Zeit und Zeitlichkeit in der computerbasierten Kunst der Schweiz
Überlegungen zur Alterung im Medium der Zeitlosigkeit
Das Digitale ist längst selbst zum Werkzeug und Gegenstand der kulturellen Erhaltung geworden. Zur gestalterischen Ebene der Zeit als Darstellungsgegenstand kommt die Aktualität der Wahrnehmung und die teils retrospektive Reflexion hinzu. Hier soll jedoch die Alterung betrachtet werden, die jenseits der ästhetischen Abfolge digitaler Zeitstile stattfindet.
Wie der Begriff Alterung nahelegt, reduziert sich der Erhaltungszustand digitaler Kunstwerke in der Regel nicht auf die binäre Option vorhanden/verloren. Alterungsbedingte Fehlstellen reichen von der fehlerhaften Darstellung der Inhalte über eingeschränkte Funktionalitäten bis zu Datenlücken. Teilweise lässt sich die Zeit mit technologischen Hilfsmitteln wie der Emulation künstlich zurückstellen. Auf alt-simulierten Geräten werden die Inhalte dann wieder darstell- oder abrufbar. Teilweise genügt die digitale Stabilisierung des Werkumfeldes. Hier kommt der Dokumentation am Objekt, die auf der Ebene des Programmcodes erfolgt, eine zentrale Rolle zu. Sie kommentiert lediglich den alt gewordenen Code an den degradierten Stellen, so dass der originale Programmtext vom Computer nicht mehr gelesen wird, obwohl er noch vorhanden ist.

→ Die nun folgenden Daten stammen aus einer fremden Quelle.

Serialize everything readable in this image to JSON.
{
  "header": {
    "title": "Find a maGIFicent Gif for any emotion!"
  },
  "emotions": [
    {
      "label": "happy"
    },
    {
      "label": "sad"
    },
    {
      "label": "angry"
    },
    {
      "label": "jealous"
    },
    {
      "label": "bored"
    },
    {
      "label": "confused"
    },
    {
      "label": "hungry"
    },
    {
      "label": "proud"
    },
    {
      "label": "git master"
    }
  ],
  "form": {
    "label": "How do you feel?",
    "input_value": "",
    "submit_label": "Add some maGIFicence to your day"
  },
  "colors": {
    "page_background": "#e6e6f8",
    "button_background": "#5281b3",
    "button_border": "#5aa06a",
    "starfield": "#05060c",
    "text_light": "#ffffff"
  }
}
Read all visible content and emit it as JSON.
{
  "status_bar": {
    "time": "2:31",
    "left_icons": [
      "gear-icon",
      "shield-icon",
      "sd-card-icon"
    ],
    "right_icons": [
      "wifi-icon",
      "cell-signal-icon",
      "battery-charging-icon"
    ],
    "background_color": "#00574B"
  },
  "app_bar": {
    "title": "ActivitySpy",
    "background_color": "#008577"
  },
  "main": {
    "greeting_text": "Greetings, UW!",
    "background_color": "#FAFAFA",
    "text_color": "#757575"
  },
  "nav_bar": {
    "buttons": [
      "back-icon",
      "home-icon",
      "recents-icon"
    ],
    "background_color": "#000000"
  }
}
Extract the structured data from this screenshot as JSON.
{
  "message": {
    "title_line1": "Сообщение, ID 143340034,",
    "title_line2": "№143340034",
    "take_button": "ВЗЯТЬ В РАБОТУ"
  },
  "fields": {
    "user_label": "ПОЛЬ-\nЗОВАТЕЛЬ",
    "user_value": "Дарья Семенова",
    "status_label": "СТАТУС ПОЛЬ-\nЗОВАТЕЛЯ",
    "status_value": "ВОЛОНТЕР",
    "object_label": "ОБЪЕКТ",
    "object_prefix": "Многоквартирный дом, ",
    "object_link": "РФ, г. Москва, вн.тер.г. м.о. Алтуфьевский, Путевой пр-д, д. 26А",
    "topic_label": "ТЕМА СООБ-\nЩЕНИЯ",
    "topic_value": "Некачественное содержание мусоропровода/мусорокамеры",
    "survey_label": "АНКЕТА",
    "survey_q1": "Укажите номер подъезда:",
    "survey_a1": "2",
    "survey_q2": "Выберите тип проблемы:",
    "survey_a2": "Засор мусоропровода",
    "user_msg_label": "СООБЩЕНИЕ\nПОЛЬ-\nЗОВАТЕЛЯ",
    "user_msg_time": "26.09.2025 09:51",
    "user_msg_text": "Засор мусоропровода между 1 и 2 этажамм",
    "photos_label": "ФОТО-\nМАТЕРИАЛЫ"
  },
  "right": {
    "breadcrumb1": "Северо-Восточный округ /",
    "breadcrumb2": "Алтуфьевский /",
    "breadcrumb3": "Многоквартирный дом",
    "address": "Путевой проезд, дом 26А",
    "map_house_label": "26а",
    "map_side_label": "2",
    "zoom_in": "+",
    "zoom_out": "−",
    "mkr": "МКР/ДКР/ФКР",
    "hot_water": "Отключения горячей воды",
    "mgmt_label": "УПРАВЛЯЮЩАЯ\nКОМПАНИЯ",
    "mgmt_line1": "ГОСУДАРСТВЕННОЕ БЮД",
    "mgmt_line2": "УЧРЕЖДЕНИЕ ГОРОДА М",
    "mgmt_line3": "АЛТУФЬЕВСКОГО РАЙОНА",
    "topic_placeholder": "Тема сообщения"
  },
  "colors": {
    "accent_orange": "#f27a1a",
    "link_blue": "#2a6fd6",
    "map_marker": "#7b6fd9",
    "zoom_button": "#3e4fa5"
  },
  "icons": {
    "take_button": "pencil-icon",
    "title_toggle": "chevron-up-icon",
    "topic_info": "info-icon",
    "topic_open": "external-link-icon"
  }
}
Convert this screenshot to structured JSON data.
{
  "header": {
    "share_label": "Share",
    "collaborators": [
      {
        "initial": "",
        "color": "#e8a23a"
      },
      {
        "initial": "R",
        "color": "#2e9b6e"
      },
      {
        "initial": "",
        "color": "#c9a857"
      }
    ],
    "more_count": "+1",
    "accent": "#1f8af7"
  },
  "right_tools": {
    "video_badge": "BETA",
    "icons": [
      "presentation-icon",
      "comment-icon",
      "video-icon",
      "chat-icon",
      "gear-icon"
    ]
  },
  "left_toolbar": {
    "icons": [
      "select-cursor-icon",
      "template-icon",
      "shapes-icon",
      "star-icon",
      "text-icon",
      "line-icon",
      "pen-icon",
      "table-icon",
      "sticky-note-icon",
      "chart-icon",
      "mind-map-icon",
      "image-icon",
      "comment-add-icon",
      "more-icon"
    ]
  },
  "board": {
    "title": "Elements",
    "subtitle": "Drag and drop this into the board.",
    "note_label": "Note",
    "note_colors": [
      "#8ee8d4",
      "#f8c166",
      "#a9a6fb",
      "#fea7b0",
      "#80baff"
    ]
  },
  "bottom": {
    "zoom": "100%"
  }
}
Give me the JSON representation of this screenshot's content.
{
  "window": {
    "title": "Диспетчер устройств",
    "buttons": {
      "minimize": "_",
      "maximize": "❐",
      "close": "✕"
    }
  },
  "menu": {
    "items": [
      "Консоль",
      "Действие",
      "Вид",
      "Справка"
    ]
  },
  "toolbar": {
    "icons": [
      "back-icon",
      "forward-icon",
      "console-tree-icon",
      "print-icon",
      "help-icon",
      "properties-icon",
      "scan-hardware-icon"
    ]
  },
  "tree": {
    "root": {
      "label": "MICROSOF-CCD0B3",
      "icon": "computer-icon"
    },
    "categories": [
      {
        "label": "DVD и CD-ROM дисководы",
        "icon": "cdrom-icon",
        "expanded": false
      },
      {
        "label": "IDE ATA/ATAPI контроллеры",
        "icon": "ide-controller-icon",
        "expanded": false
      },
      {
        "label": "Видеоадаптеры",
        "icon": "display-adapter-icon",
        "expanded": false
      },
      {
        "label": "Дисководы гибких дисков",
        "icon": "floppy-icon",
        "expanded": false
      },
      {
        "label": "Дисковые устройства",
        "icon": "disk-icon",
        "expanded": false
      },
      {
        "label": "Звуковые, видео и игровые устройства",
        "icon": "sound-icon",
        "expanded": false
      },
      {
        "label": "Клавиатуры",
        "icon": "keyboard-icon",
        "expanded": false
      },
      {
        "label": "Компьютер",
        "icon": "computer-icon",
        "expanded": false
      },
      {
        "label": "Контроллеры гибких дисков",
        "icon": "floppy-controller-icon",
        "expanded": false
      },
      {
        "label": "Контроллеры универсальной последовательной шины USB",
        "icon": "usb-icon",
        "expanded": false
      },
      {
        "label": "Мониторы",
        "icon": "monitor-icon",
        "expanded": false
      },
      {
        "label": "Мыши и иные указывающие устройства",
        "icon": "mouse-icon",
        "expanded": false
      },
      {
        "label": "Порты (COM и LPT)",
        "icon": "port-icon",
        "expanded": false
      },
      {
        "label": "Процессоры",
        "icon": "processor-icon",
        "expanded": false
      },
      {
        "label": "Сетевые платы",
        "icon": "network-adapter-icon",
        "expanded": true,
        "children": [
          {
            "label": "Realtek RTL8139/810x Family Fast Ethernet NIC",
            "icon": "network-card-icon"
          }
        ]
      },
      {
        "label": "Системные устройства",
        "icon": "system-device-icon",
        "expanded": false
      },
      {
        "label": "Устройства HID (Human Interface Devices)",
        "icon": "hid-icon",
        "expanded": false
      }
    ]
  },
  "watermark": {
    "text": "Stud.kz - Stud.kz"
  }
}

Gerade aufgrund der digitalen Schnelllebigkeit gewinnen historisch gewordene, digitale Objekte heute wachsenden Wert. Da Ausfallerscheinungen im Digitalen ferner nicht notwendig einen Verlust bedeuten, sind Erhaltungsmassnahmen erforderlich, welche die Alterung respektieren und lesbar werden lassen. Dabei geht es auch um die Frage, wie eine sinnvolle Balance zwischen Selektion und erhaltender Überlieferung aussehen kann. Die Auswahl muss detailliert genug sein, um die relevanten Sachverhalte objektimmanent, also mithilfe der erhaltenen Daten, nachvollziehbar zu halten, während sie zugleich abstrakt genug sein sollte, um in guter archivarischer Tradition zu bewerten, d.h. auch auszusondern.